Attention has been called to the case of United States v. Galbreath (D. C.) 8 F.(2d) 360, 361. In that ease, one Galbreath posed as an assistant to a prohibition agent, and, in that capacity, received $300 from • one who was illegally selling liquor. The money was given and accepted as a bribe, and $250 was taken from Galbreath immediately after the arrest of the giver and receiver of the bribe. The receiver of the bribe, Galbreath, thereupon filed a petition to recover the money, and the court quite properly denied the .petition, and said, in part: “It is of course unthinkable that a court of justice will assist in the recovery of property voluntarily surrendered under such circumstances.” Gal-breath was convicted of extortion, and it must be clear that his position was quite different from that occupied by the petitioner in this instance.

If in this case Prohibition Agent Friedman, having received the money or part of *239it, had later been arrested and the money taken from him by the arresting officer and used upon his trial as evidence, and he had been convicted of extortion, and then had sought to recover the money which he had accepted as a bribe, the case above cited would be squarely an authority upon which his petition would be denied.

The only other authority cited is the case of Clark v.
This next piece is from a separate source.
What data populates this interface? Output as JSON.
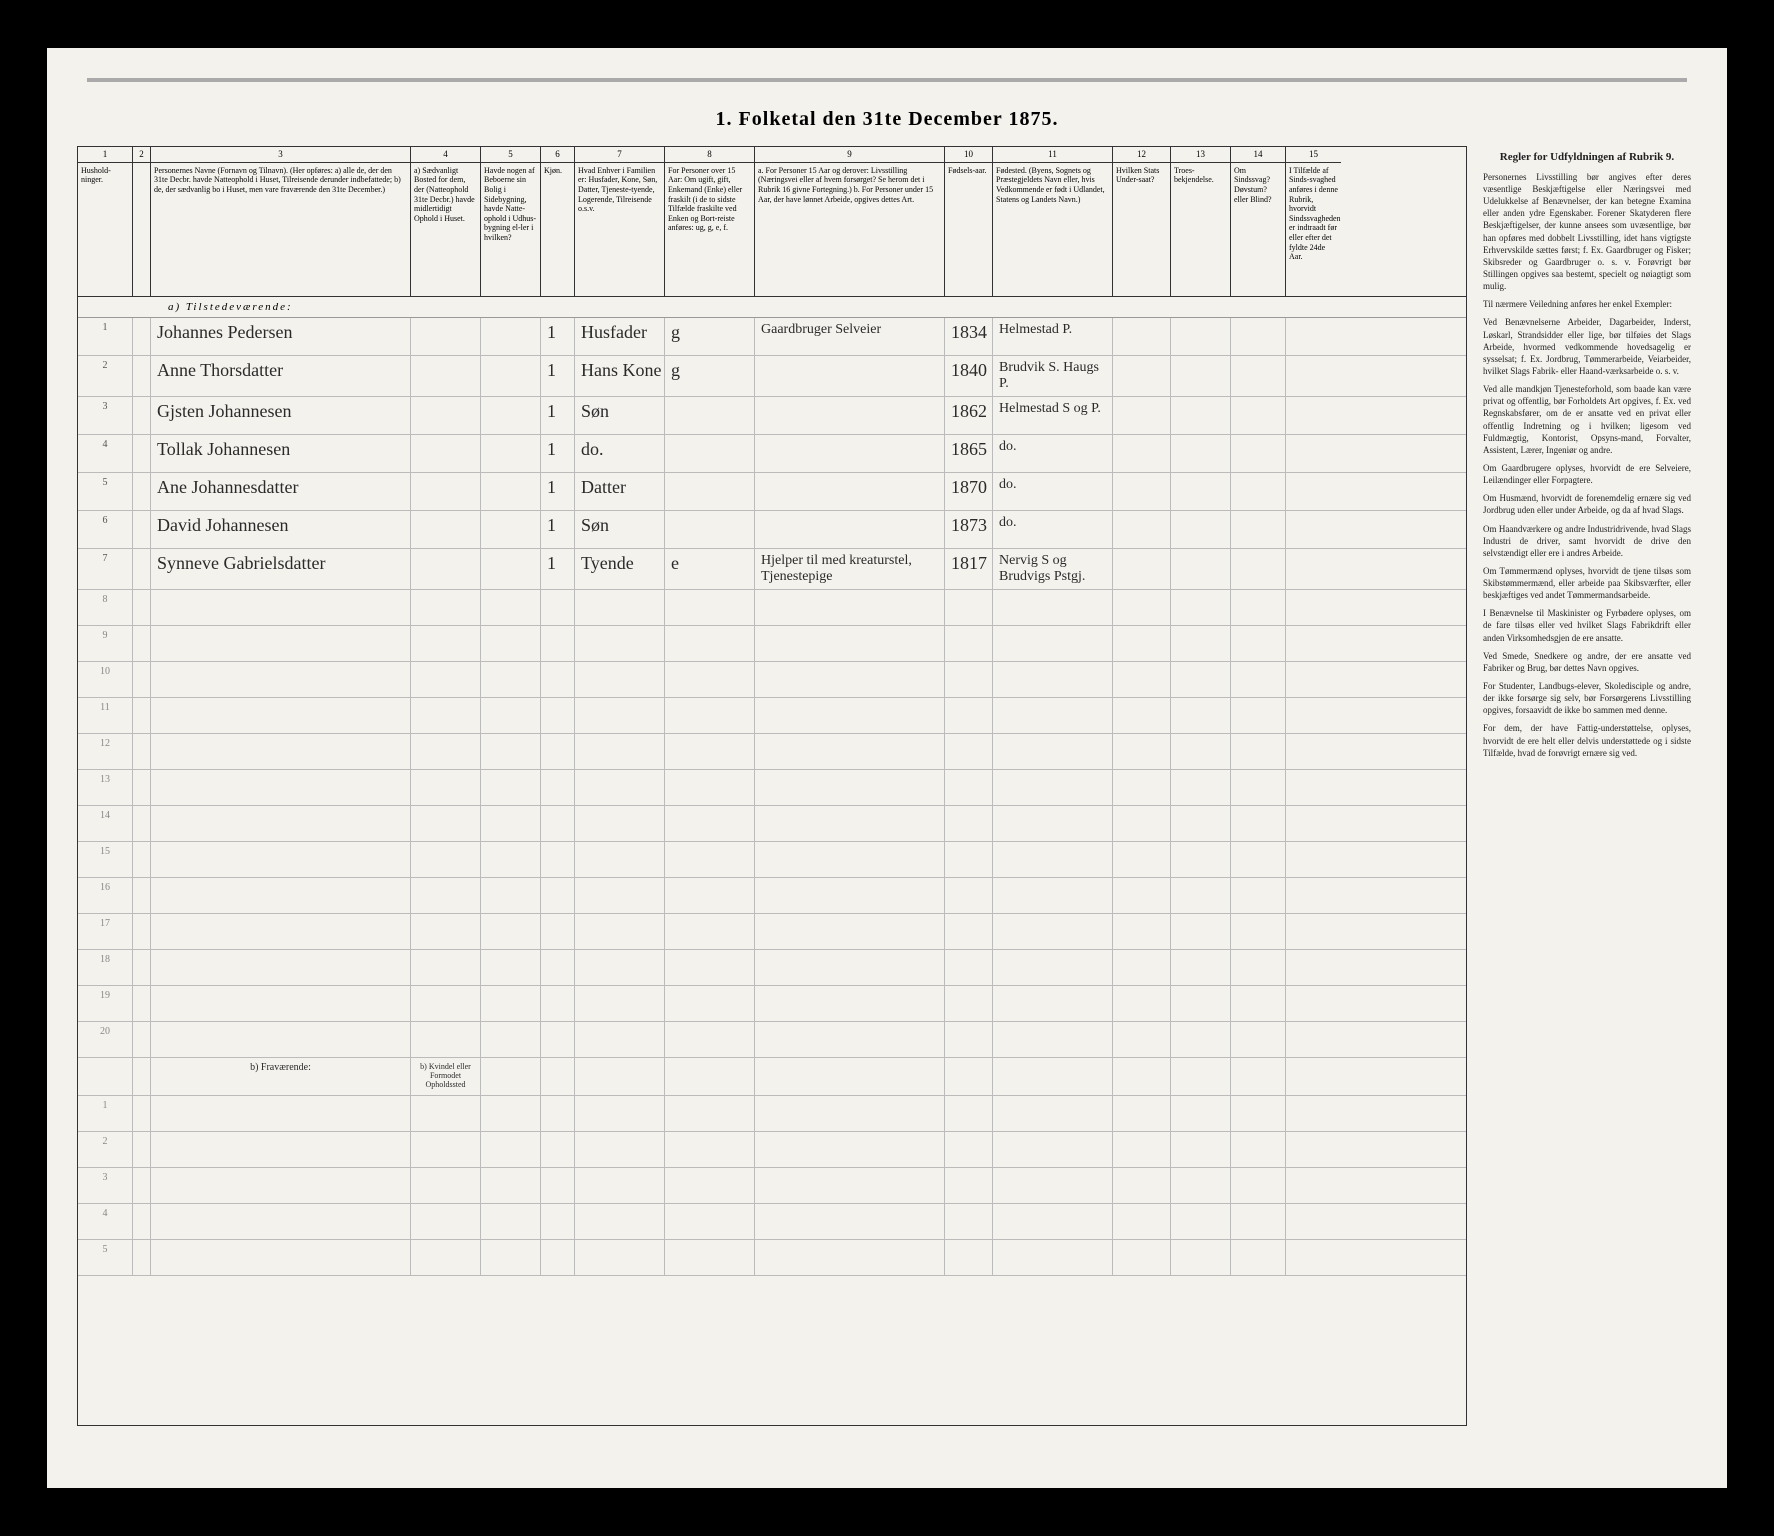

United States, 102 U. S. 322, 26 L. Ed. 181, in which it appears that the Court of Claims denied to two persons who had bribed a United States government official in 1864 to pass through New Orleans a shipment of cotton by paying him $10,000, which later found its way into the United States Treasury, the right to recover the same from the United States.

The reasoning in that ease would be conclusive on this application, if the facts in that case showed any action on the part of a representative of the United States government corresponding to the initiative taken by the custodian or the prohibition agents in this ease, as a result of which Liebowitz and Pogoda were induced to enter into their negotiations which resulted in the conspiracy charge.

The granting of this application is not to be regarded as establishing a precedent in any other case. It is solely the facts herein involved and the belief that title 18, § 570, USCA, invites the exercise of discretion under appropriate circumstances, which lead to the conclusion now reached, that the petition be granted.